Something else those beating the class-warfare drum tend to ignore is the sharp increase in corporate profits flowing to middle-class taxpayers through pension and retirement funds. Thanks to the advent of IRAs and 401(k)s, corporate ownership has been radically democratized. In 1960, Auten and Splinter point out, retirement funds owned just 4 percent of the US stock market. Today that figure is above 50 percent.

Yet another correction has to do with the way US incomes have been reported to the IRS since 1986. A major change in tax law that year encouraged small businesses to operate as “pass-through” entities, meaning that their income — previously included in corporate returns — could henceforth be included in individual tax returns. As a result, high incomes that used to be sheltered within corporate tax filings began getting reported as individual income: a surge in personal wealth on paper, but not in reality.

Academic analyses of taxpayers’ earnings can be “fiendishly complicated,” the Economist acknowledges. Politicians and ideologues generally aren’t interested in nuance; they prefer to treat issues of income, wealth, and inequality as black-and-white morality tales. But the incessant claim by Sanders and Warren that working-class Americans are being impoverished as plutocrats in the “tippy top” grow ever richer is just not plausible.

There is more to wealth, after all, than hourly wages. “If you argue that income has shrunk you also have to claim that four decades’ worth of innovation in goods and services, from mobile phones and video streaming to cholesterol-lowering statins, have not improved middle-earners’ lives,” the Economist comments. “That is simply not credible.” As Don Boudreaux of George Mason University points out, the humblest working-class American today enjoys a standard of living and an array of amenities and comforts — from air travel to contact lenses to overnight package delivery — far superior to most of what even a billionaire like John D. Rockefeller could have commanded a century ago.

Perhaps this is why progressive passion for soaking the rich and closing the wealth gap rarely seem to be shared by most voters.
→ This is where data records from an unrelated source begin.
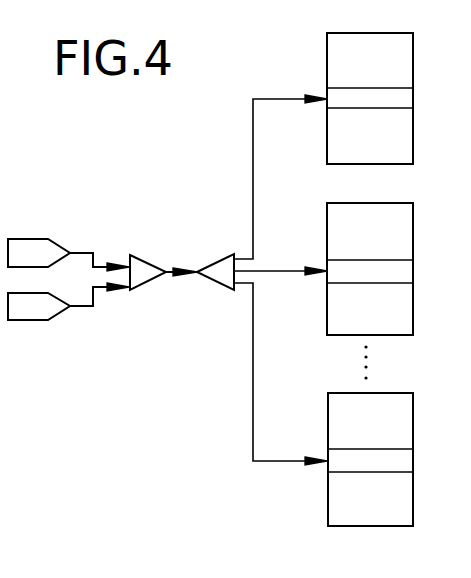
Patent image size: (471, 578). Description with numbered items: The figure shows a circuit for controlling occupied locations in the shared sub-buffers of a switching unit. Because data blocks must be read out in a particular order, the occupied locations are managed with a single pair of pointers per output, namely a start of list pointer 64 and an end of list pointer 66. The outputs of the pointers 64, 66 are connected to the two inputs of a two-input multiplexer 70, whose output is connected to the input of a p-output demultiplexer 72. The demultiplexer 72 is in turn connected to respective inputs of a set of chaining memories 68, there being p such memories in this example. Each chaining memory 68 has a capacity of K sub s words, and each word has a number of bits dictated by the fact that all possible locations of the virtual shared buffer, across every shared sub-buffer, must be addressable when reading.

The start of list pointer 64 is at (45, 250).
The end of list pointer 66 is at (45, 308).
The two-input multiplexer 70 is at (146, 281).
The p-output demultiplexer 72 is at (223, 280).
The chaining memories 68 is at (393, 435).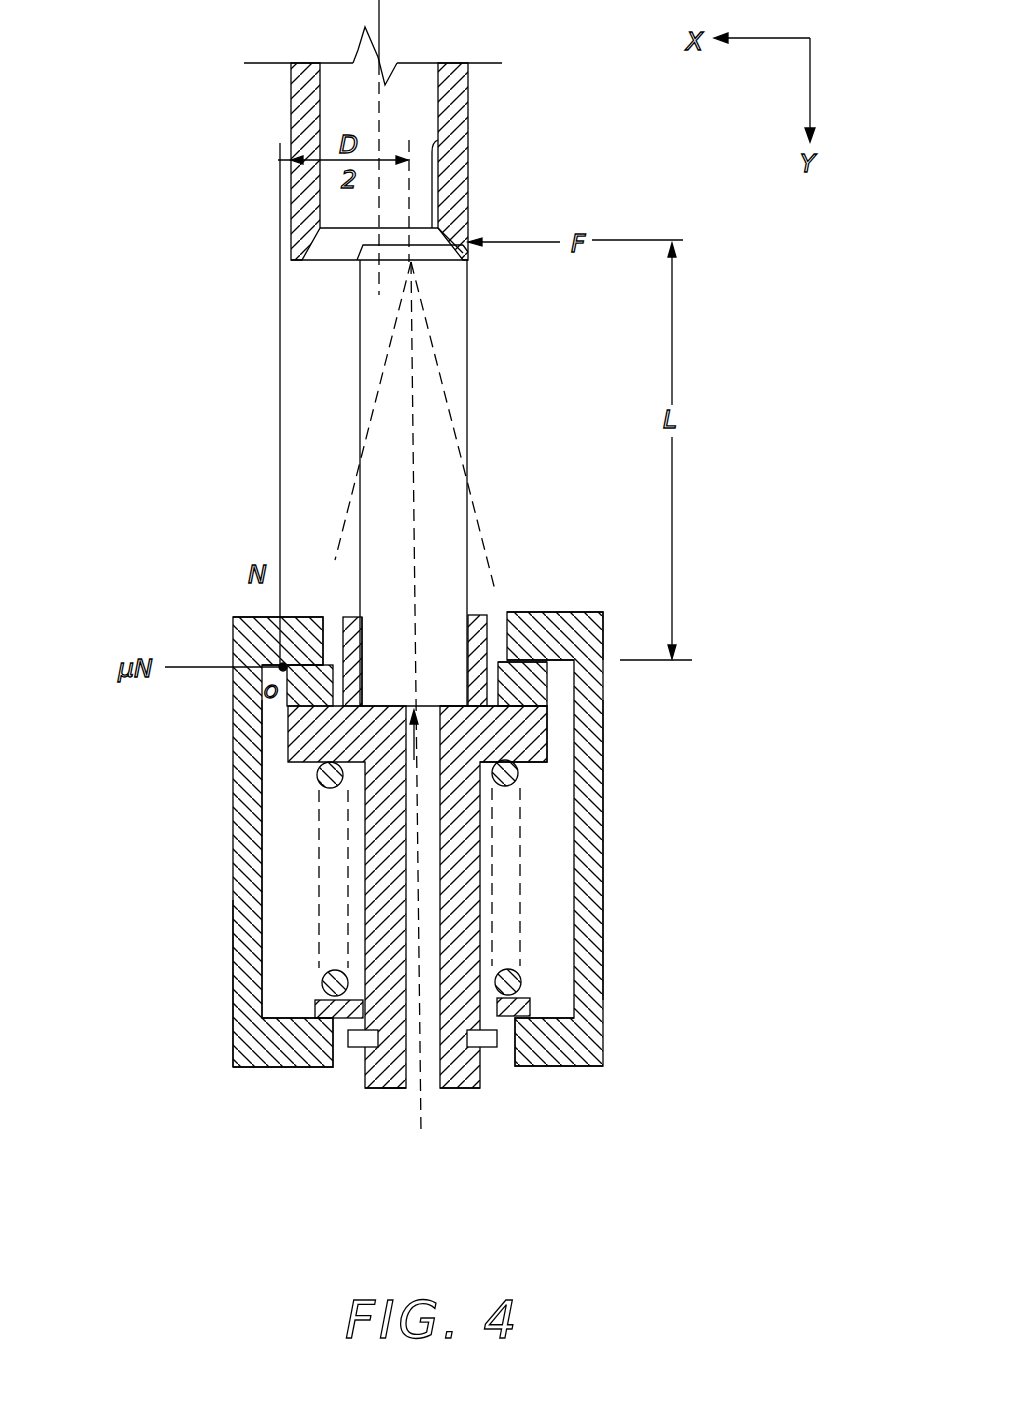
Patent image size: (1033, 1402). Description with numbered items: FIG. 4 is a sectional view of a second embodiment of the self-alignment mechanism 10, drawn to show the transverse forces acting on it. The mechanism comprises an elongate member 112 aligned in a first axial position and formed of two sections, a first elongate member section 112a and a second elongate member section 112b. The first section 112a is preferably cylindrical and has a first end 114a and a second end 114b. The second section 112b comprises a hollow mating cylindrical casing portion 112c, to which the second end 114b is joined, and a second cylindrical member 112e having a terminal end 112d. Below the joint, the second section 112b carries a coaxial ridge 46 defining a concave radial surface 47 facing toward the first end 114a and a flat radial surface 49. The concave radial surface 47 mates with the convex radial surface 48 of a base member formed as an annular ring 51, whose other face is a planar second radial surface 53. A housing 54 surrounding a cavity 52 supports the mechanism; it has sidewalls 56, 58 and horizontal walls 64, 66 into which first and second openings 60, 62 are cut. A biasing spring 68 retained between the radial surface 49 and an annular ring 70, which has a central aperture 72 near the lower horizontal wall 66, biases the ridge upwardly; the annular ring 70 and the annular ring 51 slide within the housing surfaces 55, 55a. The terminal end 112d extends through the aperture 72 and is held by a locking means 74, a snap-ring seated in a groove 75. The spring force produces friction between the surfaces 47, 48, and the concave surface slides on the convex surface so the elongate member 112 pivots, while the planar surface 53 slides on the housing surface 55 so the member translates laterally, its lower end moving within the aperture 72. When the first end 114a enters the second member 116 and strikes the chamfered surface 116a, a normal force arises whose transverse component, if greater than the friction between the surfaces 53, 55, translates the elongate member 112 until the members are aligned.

The alignment mechanism 10 is at (752, 505).
The coaxial ridge 46 is at (262, 812).
The concave radial surface 47 is at (545, 720).
The convex radial surface 48 is at (290, 700).
The flat radial surface 49 is at (533, 758).
The annular ring 51 is at (520, 690).
The cavity 52 is at (305, 858).
The second radial surface 53 is at (540, 667).
The housing 54 is at (620, 823).
The housing surface 55 is at (281, 668).
The housing surface 55a is at (240, 962).
The sidewall 56 is at (235, 850).
The sidewall 58 is at (605, 923).
The first opening 60 is at (333, 640).
The second opening 62 is at (333, 1069).
The horizontal wall 64 is at (525, 612).
The lower horizontal wall 66 is at (576, 1068).
The biasing spring 68 is at (507, 793).
The annular ring 70 is at (533, 998).
The central aperture 72 is at (506, 1048).
The locking means 74 is at (352, 1048).
The groove 75 is at (400, 1088).
The elongate member 112 is at (467, 375).
The first elongate member section 112a is at (467, 318).
The second elongate member section 112b is at (480, 893).
The mating cylindrical casing portion 112c is at (491, 640).
The terminal end 112d is at (470, 1090).
The second cylindrical member 112e is at (380, 937).
The first end 114a is at (468, 140).
The second end 114b is at (380, 703).
The second member 116 is at (468, 92).
The chamfered surface 116a is at (468, 215).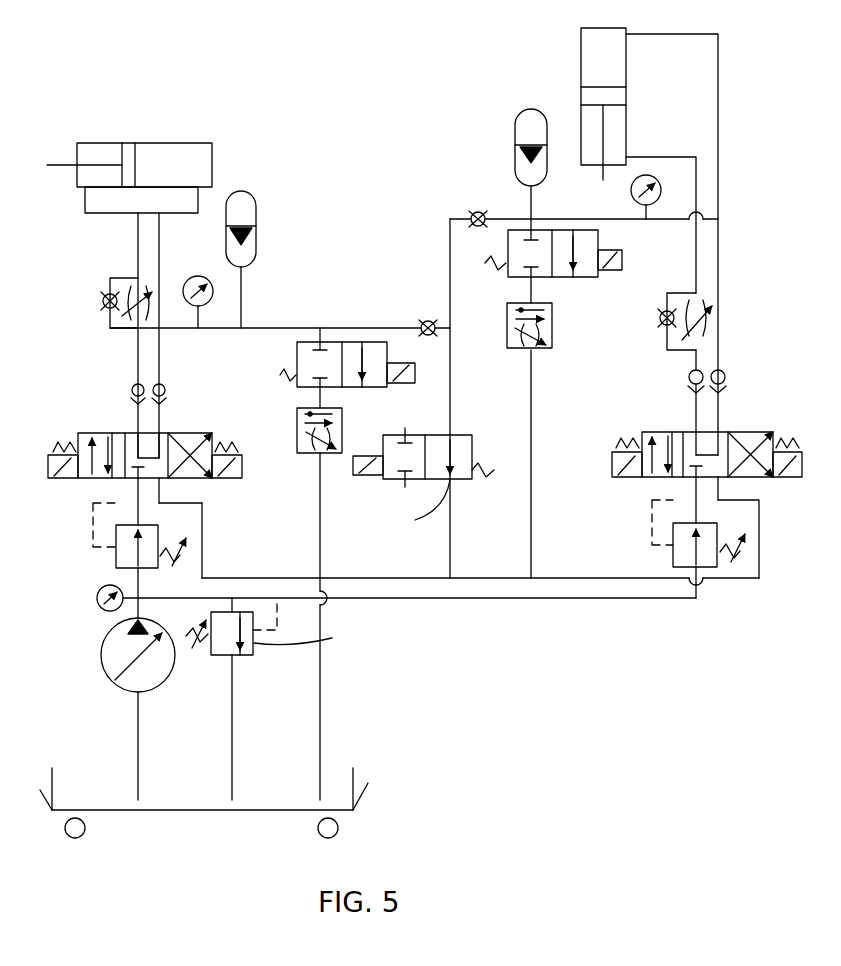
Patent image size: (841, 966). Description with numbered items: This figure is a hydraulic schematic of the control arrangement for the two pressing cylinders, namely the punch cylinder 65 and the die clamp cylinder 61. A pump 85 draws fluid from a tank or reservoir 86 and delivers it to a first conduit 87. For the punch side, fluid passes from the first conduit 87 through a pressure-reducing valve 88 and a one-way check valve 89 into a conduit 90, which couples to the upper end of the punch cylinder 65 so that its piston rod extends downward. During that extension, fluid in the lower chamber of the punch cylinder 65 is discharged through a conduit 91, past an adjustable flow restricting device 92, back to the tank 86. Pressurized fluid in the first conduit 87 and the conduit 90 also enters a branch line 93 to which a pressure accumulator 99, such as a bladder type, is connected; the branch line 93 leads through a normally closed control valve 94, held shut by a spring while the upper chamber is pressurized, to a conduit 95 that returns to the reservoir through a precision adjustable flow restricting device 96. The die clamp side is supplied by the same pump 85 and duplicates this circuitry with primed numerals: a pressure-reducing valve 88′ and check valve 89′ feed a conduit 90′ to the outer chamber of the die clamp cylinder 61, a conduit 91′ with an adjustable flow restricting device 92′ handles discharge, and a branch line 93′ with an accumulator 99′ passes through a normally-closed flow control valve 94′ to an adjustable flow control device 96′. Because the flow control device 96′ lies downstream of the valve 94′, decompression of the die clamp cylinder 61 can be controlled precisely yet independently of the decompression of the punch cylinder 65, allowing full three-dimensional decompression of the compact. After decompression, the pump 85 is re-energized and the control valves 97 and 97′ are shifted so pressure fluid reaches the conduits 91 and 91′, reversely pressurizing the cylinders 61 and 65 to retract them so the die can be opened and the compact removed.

The die clamp cylinder 61 is at (172, 140).
The punch cylinder 65 is at (578, 48).
The pump 85 is at (128, 684).
The tank or reservoir 86 is at (250, 815).
The first conduit 87 is at (533, 599).
The pressure-reducing valve 88 is at (708, 553).
The pressure-reducing valve 88′ is at (116, 548).
The one-way check valve 89 is at (725, 372).
The one-way check valve 89′ is at (165, 384).
The conduit 90 is at (719, 136).
The conduit 90′ is at (160, 266).
The conduit 91 is at (695, 407).
The conduit 91′ is at (138, 420).
The adjustable flow restricting device 92 is at (706, 324).
The adjustable flow restricting device 92′ is at (122, 297).
The branch line 93 is at (548, 228).
The branch line 93′ is at (311, 328).
The normally closed control valve 94 is at (556, 278).
The normally-closed flow control valve 94′ is at (376, 390).
The conduit 95 is at (530, 500).
The precision adjustable flow restricting device 96 is at (541, 350).
The adjustable flow control device 96′ is at (342, 436).
The control valve 97 is at (744, 432).
The control valve 97′ is at (96, 480).
The pressure accumulator 99 is at (514, 127).
The pressure accumulator 99′ is at (257, 216).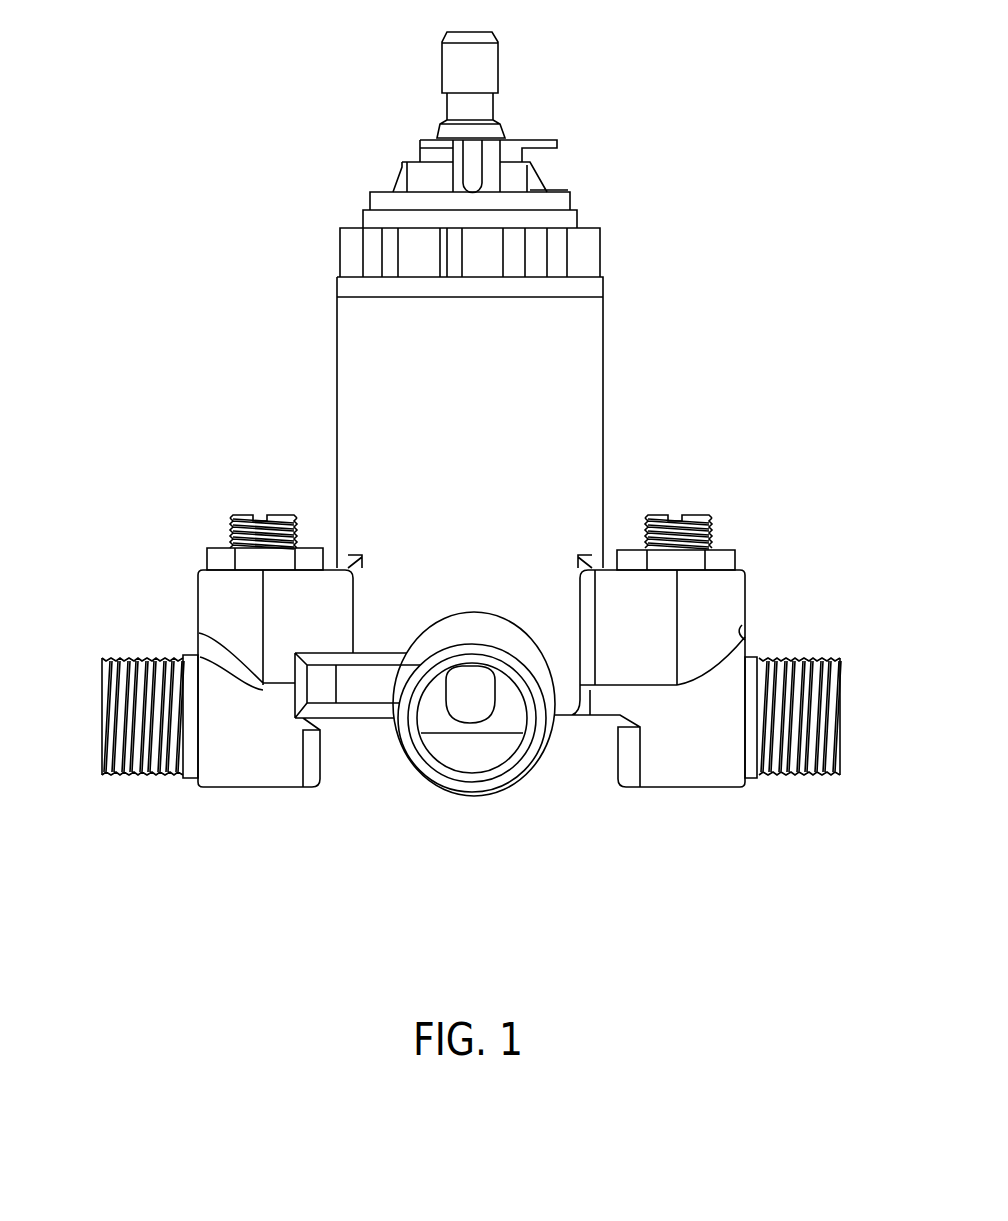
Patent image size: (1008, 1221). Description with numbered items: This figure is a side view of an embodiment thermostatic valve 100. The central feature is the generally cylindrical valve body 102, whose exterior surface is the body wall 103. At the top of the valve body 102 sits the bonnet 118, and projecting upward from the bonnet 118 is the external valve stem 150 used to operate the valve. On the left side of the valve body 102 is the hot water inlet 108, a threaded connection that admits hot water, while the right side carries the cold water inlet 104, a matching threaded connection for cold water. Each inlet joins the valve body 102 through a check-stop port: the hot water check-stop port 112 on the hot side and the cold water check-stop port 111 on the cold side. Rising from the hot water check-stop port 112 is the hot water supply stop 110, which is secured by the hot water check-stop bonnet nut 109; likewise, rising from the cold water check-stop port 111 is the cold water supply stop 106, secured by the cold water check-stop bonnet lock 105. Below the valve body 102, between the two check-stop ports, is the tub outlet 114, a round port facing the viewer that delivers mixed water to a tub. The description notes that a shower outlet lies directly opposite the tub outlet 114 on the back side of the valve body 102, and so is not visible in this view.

The thermostatic valve 100 is at (732, 932).
The valve body 102 is at (578, 370).
The body wall 103 is at (362, 418).
The cold water inlet 104 is at (842, 710).
The cold water check-stop bonnet lock 105 is at (722, 558).
The cold water supply stop 106 is at (712, 514).
The hot water inlet 108 is at (102, 708).
The hot water check-stop bonnet nut 109 is at (218, 560).
The hot water supply stop 110 is at (242, 514).
The cold water check-stop port 111 is at (720, 616).
The hot water check-stop port 112 is at (225, 623).
The tub outlet 114 is at (478, 745).
The bonnet 118 is at (510, 182).
The external valve stem 150 is at (500, 52).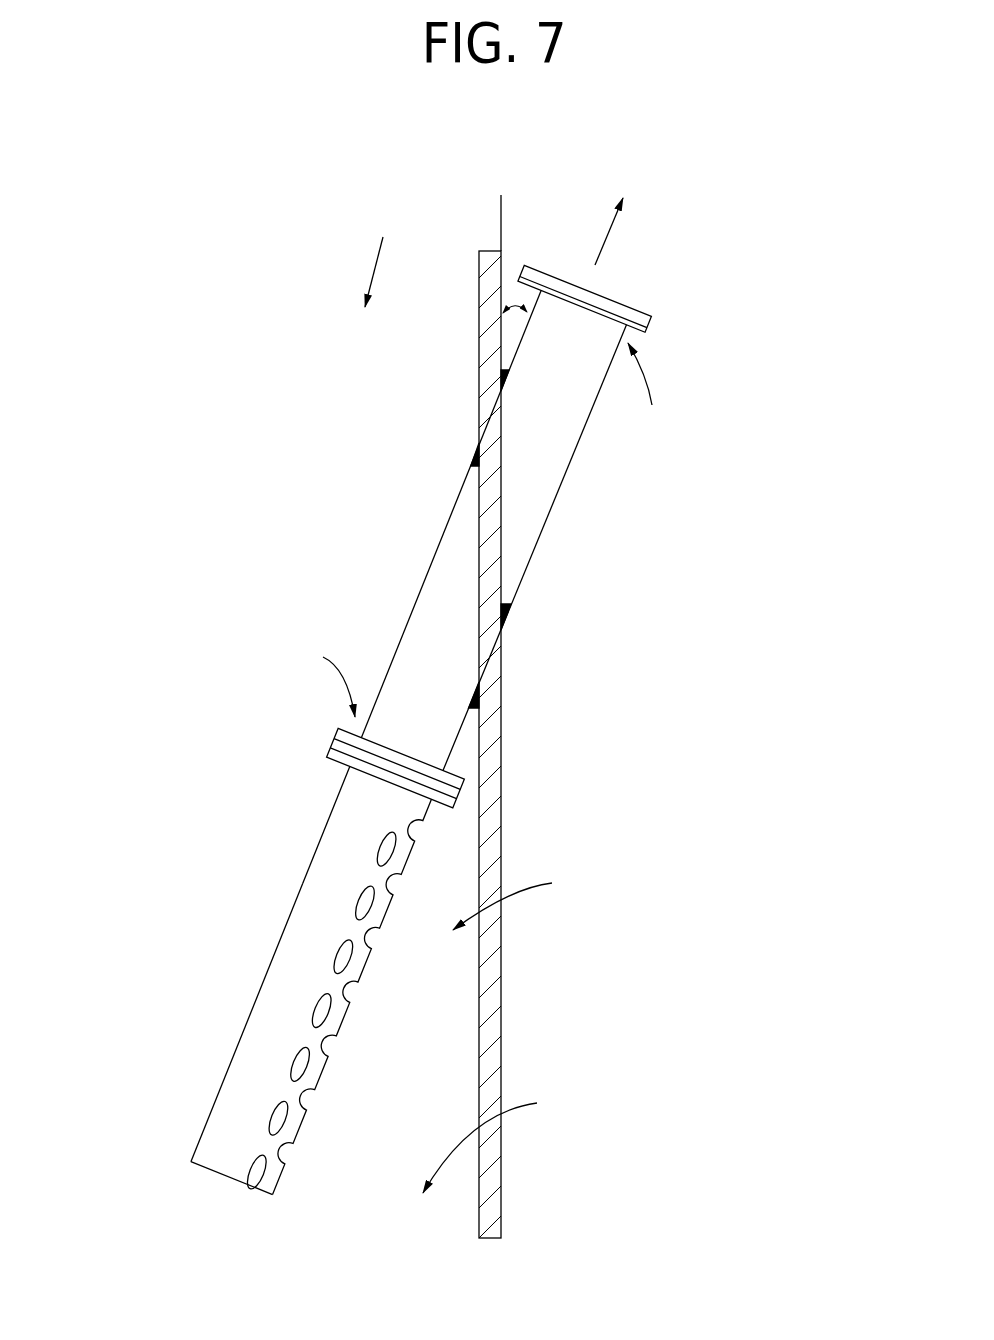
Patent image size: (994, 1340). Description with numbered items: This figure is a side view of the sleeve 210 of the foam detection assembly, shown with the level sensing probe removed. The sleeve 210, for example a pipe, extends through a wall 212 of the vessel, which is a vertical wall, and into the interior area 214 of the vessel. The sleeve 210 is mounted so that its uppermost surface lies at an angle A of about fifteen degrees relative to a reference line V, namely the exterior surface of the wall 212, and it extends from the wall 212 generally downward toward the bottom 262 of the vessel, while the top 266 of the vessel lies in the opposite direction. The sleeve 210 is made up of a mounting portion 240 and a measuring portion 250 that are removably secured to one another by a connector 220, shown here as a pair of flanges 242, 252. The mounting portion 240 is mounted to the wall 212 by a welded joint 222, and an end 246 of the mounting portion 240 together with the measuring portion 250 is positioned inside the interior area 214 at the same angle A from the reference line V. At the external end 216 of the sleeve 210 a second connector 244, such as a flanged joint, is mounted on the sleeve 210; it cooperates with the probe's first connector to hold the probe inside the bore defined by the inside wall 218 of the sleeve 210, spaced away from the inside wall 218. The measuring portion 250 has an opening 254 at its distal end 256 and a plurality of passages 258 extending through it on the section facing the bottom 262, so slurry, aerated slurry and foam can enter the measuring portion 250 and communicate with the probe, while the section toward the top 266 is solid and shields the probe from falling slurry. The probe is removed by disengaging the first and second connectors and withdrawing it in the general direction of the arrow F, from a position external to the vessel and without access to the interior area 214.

The sleeve 210 is at (670, 188).
The wall 212 is at (478, 282).
The interior area 214 is at (525, 898).
The end of the sleeve 216 is at (663, 383).
The inside wall 218 is at (534, 547).
The connector 220 is at (316, 967).
The welded joint 222 is at (497, 378).
The mounting portion 240 is at (493, 531).
The flange 242 is at (396, 767).
The second connector 244 is at (584, 298).
The end of the mounting portion 246 is at (318, 675).
The measuring portion 250 is at (311, 981).
The flange 252 is at (326, 824).
The opening 254 is at (247, 1022).
The distal end 256 is at (232, 1178).
The passages 258 is at (338, 992).
The bottom of the vessel 262 is at (500, 1138).
The top of the vessel 266 is at (392, 256).
The reference line V is at (500, 201).
The angle A is at (513, 304).
The arrow F is at (607, 243).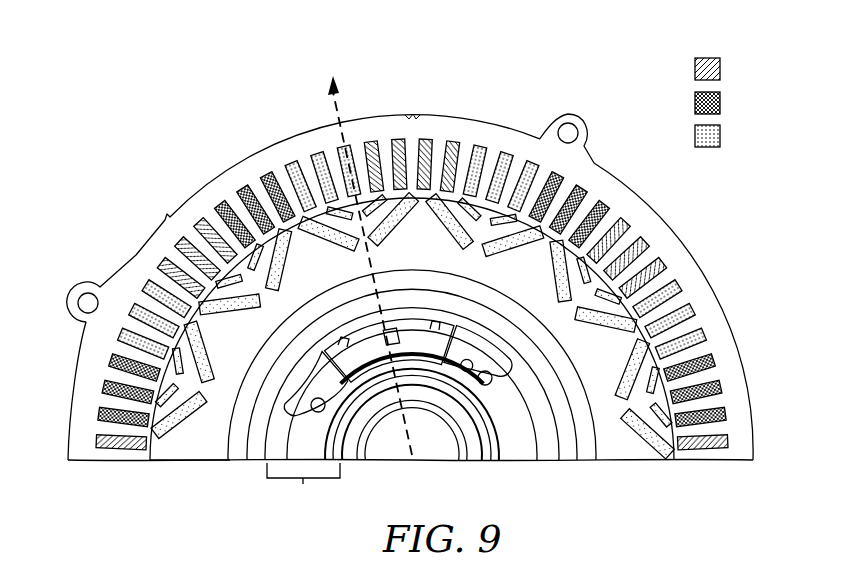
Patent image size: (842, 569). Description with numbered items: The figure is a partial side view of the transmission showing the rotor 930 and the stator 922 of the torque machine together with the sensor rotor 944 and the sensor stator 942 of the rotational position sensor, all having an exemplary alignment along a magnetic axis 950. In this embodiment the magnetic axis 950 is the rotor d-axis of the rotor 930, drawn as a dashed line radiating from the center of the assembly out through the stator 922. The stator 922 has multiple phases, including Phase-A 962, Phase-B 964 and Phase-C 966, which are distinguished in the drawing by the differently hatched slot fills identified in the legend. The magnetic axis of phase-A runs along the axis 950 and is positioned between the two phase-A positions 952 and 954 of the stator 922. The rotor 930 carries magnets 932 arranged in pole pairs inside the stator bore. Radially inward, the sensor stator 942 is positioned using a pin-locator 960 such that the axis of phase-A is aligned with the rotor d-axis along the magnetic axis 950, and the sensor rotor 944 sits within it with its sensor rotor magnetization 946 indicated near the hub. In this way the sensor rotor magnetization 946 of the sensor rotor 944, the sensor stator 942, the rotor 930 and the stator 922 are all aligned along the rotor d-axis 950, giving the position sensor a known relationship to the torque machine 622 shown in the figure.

The electric machine 622 is at (429, 287).
The stator 922 is at (80, 462).
The rotor 930 is at (190, 462).
The permanent magnet 932 is at (660, 432).
The sensor stator 942 is at (283, 402).
The sensor rotor 944 is at (257, 465).
The sensor rotor magnetization 946 is at (318, 509).
The magnetic axis 950 is at (350, 74).
The phase-A position 952 is at (262, 163).
The phase-A position 954 is at (431, 136).
The pin-locator 960 is at (466, 373).
The Phase-A 962 is at (732, 71).
The Phase-B 964 is at (732, 105).
The Phase-C 966 is at (732, 138).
When Gallup earlier this year asked Americans to name the “most important problem facing this country today,” just 1 percent cited the gap between rich and poor. When respondents were given a list of a dozen “priorities” for Congress and the president to tackle, “the distribution of income and wealth” tied for last place.

Contrary to progressive belief, America is not divided into rigid economic strata. The incomes of the wealthy often decline, while many taxpayers go from being poor at one point to not-poor at another. Research shows that more than one-tenth of Americans will make it all the way to the top 1 percent for at least one year during their working lives.

The very rich, wrote F. Scott Fitzgerald, “are different from you and me.” Are they, though? You’d never know it to hear Warren and Sanders fulminate, but the gaping inequality they rail against might just be an illusion.

(Jeff Jacoby is a columnist for The Boston Globe).